"The life she will live. Later."

In the absent everyday by Tsering Wangmo Dhompa. Apogee Press, 2005. 81 pp. $14.95
Reviewed by Alvis Minor.

Dhompa writes often of resolution, endings, and mortality: "Soon, your fate will be proclaimed," the speaker announces in the poem "Review." Or, "Letters again, but still, who can say where one finds / resolution."  And the title poem tells us, "It will all end happily, again."  Statements like these rarely refer, as one might expect, to the failings of the physical body or even the conclusion of a specific moment.  In fact, for all the talk of resolution, one finds very little of it in this book.  As the final poem reveals, "Good does / not have an expiration date, they say."

Because she is the first Tibetan-American poet to receive any "substantial distribution" (as Ron Silliman tells us in his note on the book), it would be easy to fit the poet's reflections on mortality into a larger cultural narrative.  The poems here, though, have far greater aspirations than simply settling into the vast clutter of identity politics.  Such concerns are hardly ignored: lamas appear frequently, usually as figures of great wisdom but occasionally as scenery to which the speaker has grown accustomed, and the poems often reflect on the difficulties of traversing two very different cultures.  However, the poet exerts far less energy exposing her reader to her world than she does attempting to revise our conceptions of meaning:

            I am inclined to regret the morning's impossible tasks
            supine before me like an impatient lover.  Oh, cuttlefish,
            I say, but the invocation is a test to see the effectiveness of the
            word against a mundane moment.  Your garden is allowed no
            flowers to bloom in red.  Your mother will not grow wise. 

These lines, which begin the poem "Increments," demand more of language than most poets ask of it.  Instead of using words to pin down meaning - or even, like the so-called "elliptical" poets, to subvert it - the poet opens each line here to larger and larger possibilities.  What tasks?  What garden?  Whose mother?  The language suggests some narrative moment, which ultimately explodes into a looser, less defined emotional resonance.  The power of each word doesn't end as its meaning is deciphered, but grows as each new possibility is considered.

Dhompa carefully and beautifully anchors her ever-expanding imagery with hints of specificity, using the rhetoric of narrative to give her readers comfort as meaning explodes around them.  The poem "Striped damsel," for example, begins with the sentence, "In the village not far from her town, a cow gave birth / to a calf with two heads."  By the end of the poem, however, the illusion of narrative gives way to a stark and eerie "reflection":

            ... Her eyelashes are losing root.  Her toe bulbous and
            broad.  She wants to be happy but feels hurried or conspired
            against.  She cannot remember the names of invertebrates.  She
            would like to know her plants.  The garden she will have.  The
            life she will live.  Later. 

Again, the reader is left with more questions than answers: What is happening to this woman's body?  Why is she thinking of invertebrates?  Why must she look to the future "later" and not now?  Instead of accepting the mystery, as one must do so often in contemporary poetry, this poet asks us to consider limitless possibilities.
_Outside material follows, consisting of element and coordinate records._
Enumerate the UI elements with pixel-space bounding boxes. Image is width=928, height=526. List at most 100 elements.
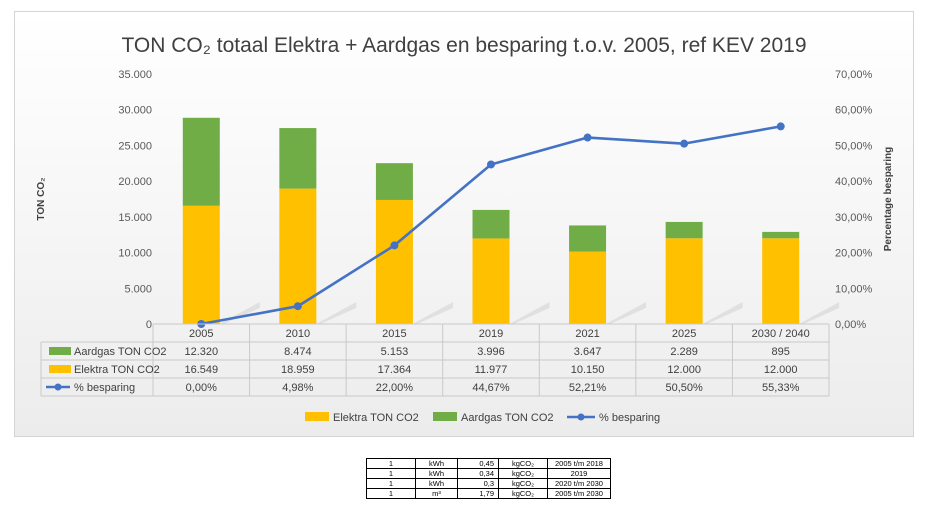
x-tick-label: 2005 [189, 328, 213, 340]
factor-cell: 2005 t/m 2030 [547, 488, 611, 499]
y2-tick-label: 30,00% [835, 212, 873, 224]
bar-shadow [509, 302, 550, 324]
bar-shadow [702, 302, 743, 324]
table-cell: 895 [772, 346, 790, 358]
factor-cell: 1,79 [457, 488, 499, 499]
bar-shadow [316, 302, 357, 324]
factor-row: 1 kWh 0,3 kgCO₂ 2020 t/m 2030 [366, 478, 611, 489]
point-besparing [680, 139, 689, 148]
table-cell: 44,67% [472, 382, 510, 394]
bar-aardgas [279, 128, 317, 189]
x-tick-label: 2025 [672, 328, 696, 340]
y-tick-label: 5.000 [124, 283, 152, 295]
table-cell: 22,00% [376, 382, 414, 394]
table-key-swatch [49, 365, 71, 373]
y-axis-title: TON CO₂ [36, 177, 47, 220]
bar-aardgas [665, 221, 703, 239]
bar-shadow [799, 302, 840, 324]
y2-tick-label: 10,00% [835, 283, 873, 295]
factor-cell: kWh [415, 458, 458, 469]
factor-cell: 1 [366, 488, 416, 499]
factor-cell: 2019 [547, 468, 611, 479]
point-besparing [390, 241, 399, 250]
chart-title: TON CO₂ totaal Elektra + Aardgas en besp… [121, 34, 806, 57]
bar-elektra [762, 238, 800, 324]
factor-cell: 2005 t/m 2018 [547, 458, 611, 469]
table-cell: 11.977 [475, 364, 508, 376]
bar-shadow [412, 302, 453, 324]
table-cell: 4,98% [282, 382, 313, 394]
table-cell: 8.474 [284, 346, 312, 358]
table-row-header: Aardgas TON CO2 [74, 346, 167, 358]
table-cell: 10.150 [571, 364, 605, 376]
x-tick-label: 2015 [382, 328, 406, 340]
factor-cell: 2020 t/m 2030 [547, 478, 611, 489]
x-tick-label: 2021 [575, 328, 599, 340]
factor-cell: 1 [366, 478, 416, 489]
bar-shadow [606, 302, 647, 324]
table-cell: 12.000 [667, 364, 701, 376]
chart-area: TON CO₂ totaal Elektra + Aardgas en besp… [14, 11, 914, 437]
table-cell: 0,00% [186, 382, 217, 394]
table-cell: 3.647 [574, 346, 602, 358]
factor-cell: 1 [366, 468, 416, 479]
bar-elektra [472, 238, 510, 324]
point-besparing [293, 302, 302, 311]
emission-factor-table: 1 kWh 0,45 kgCO₂ 2005 t/m 2018 1 kWh 0,34 kgCO₂ 2… [366, 458, 611, 499]
chart-svg: TON CO₂ totaal Elektra + Aardgas en besp… [36, 34, 894, 424]
y2-tick-label: 70,00% [835, 69, 873, 81]
point-besparing [487, 160, 495, 169]
table-cell: 12.320 [184, 346, 218, 358]
factor-cell: kgCO₂ [498, 468, 548, 479]
bar-elektra [279, 188, 317, 324]
table-row-header: Elektra TON CO2 [74, 364, 160, 376]
factor-cell: kWh [415, 468, 458, 479]
bar-aardgas [569, 225, 607, 252]
y2-tick-label: 60,00% [835, 105, 873, 117]
legend-marker-besparing [577, 413, 585, 421]
y-tick-label: 30.000 [118, 105, 152, 117]
x-tick-label: 2030 / 2040 [752, 328, 810, 340]
factor-row: 1 m³ 1,79 kgCO₂ 2005 t/m 2030 [366, 488, 611, 499]
y-tick-label: 35.000 [118, 69, 152, 81]
point-besparing [583, 133, 592, 142]
x-tick-label: 2019 [479, 328, 503, 340]
table-cell: 3.996 [477, 346, 505, 358]
table-cell: 55,33% [762, 382, 800, 394]
y-tick-label: 15.000 [118, 212, 152, 224]
factor-cell: 0,45 [457, 458, 499, 469]
table-cell: 5.153 [381, 346, 409, 358]
table-cell: 50,50% [665, 382, 703, 394]
bar-aardgas [472, 209, 510, 239]
table-cell: 17.364 [378, 364, 412, 376]
factor-cell: 0,34 [457, 468, 499, 479]
legend-swatch-elektra [305, 412, 329, 421]
bar-elektra [569, 251, 607, 324]
table-cell: 16.549 [184, 364, 218, 376]
legend-swatch-aardgas [433, 412, 457, 421]
factor-cell: kgCO₂ [498, 488, 548, 499]
table-cell: 2.289 [670, 346, 698, 358]
legend-label: Aardgas TON CO2 [461, 412, 554, 424]
bar-aardgas [375, 163, 413, 200]
factor-cell: kgCO₂ [498, 458, 548, 469]
bar-elektra [182, 205, 220, 324]
legend-label: % besparing [599, 412, 660, 424]
table-cell: 12.000 [764, 364, 798, 376]
bar-aardgas [182, 117, 220, 206]
bar-elektra [665, 238, 703, 324]
table-key-marker [54, 383, 62, 391]
y-tick-label: 20.000 [118, 176, 152, 188]
bar-aardgas [762, 231, 800, 239]
y2-axis-title: Percentage besparing [883, 147, 894, 251]
y-tick-label: 0 [146, 319, 152, 331]
factor-cell: m³ [415, 488, 458, 499]
table-cell: 18.959 [281, 364, 315, 376]
factor-row: 1 kWh 0,45 kgCO₂ 2005 t/m 2018 [366, 458, 611, 469]
y2-tick-label: 0,00% [835, 319, 866, 331]
y-tick-label: 25.000 [118, 140, 152, 152]
table-cell: 52,21% [569, 382, 607, 394]
table-key-swatch [49, 347, 71, 355]
factor-cell: kgCO₂ [498, 478, 548, 489]
legend-label: Elektra TON CO2 [333, 412, 419, 424]
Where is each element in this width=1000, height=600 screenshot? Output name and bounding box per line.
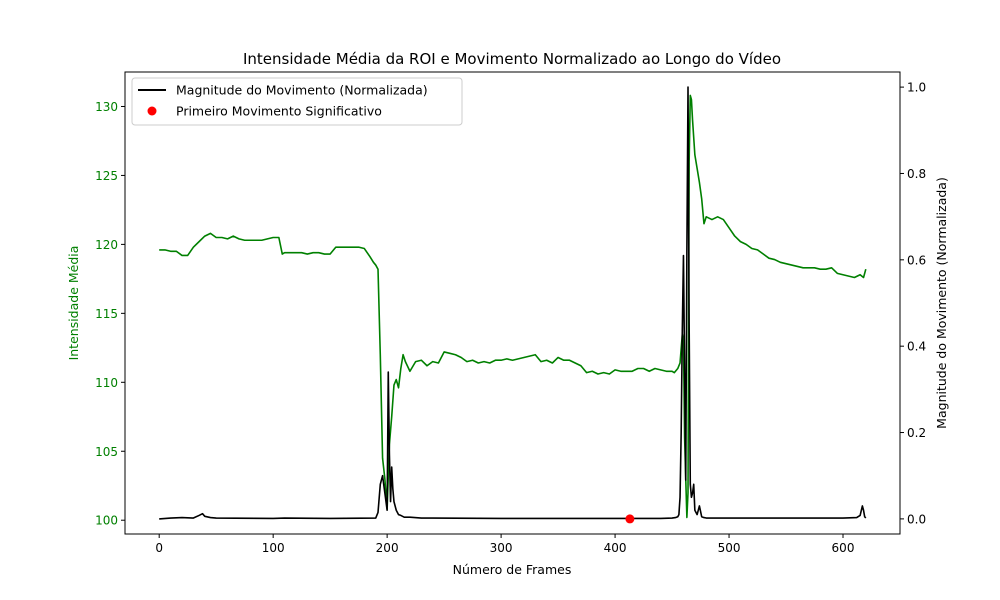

No interpretation or emotional response is privileged here, and the language crackles with unbelievable energy as it refuses static definitions.

But this energy is often channeled through a surprisingly meditative tone, another of the paradoxes these poems somehow manage to encompass. Despite their occasional chattiness and explicit rejection of tradition ("Think of / the opposite, says the wise one [...] Now / all of a sudden, tradition is good."), the poems owe much of their success to the fact that they maintain a staunch commitment to lyric beauty:

            The indentations of tongue made and then given
            to lose in such and such a pursuit.  But ah, memory
            to secure at will.  And poetry before the hour of silence.
            Your apercu making trees grow taller.  Actor and spectator.

Even as she challenges the limitations of language, Tsering Wangmo Dhompa remains committed to its splendor, creating a music that soothes as well as startles, that calms as well as compels. The resulting poems are a triumph, champions of both beauty and depth at a time when most contemporary poets seem to believe we are forced to choose one or the other.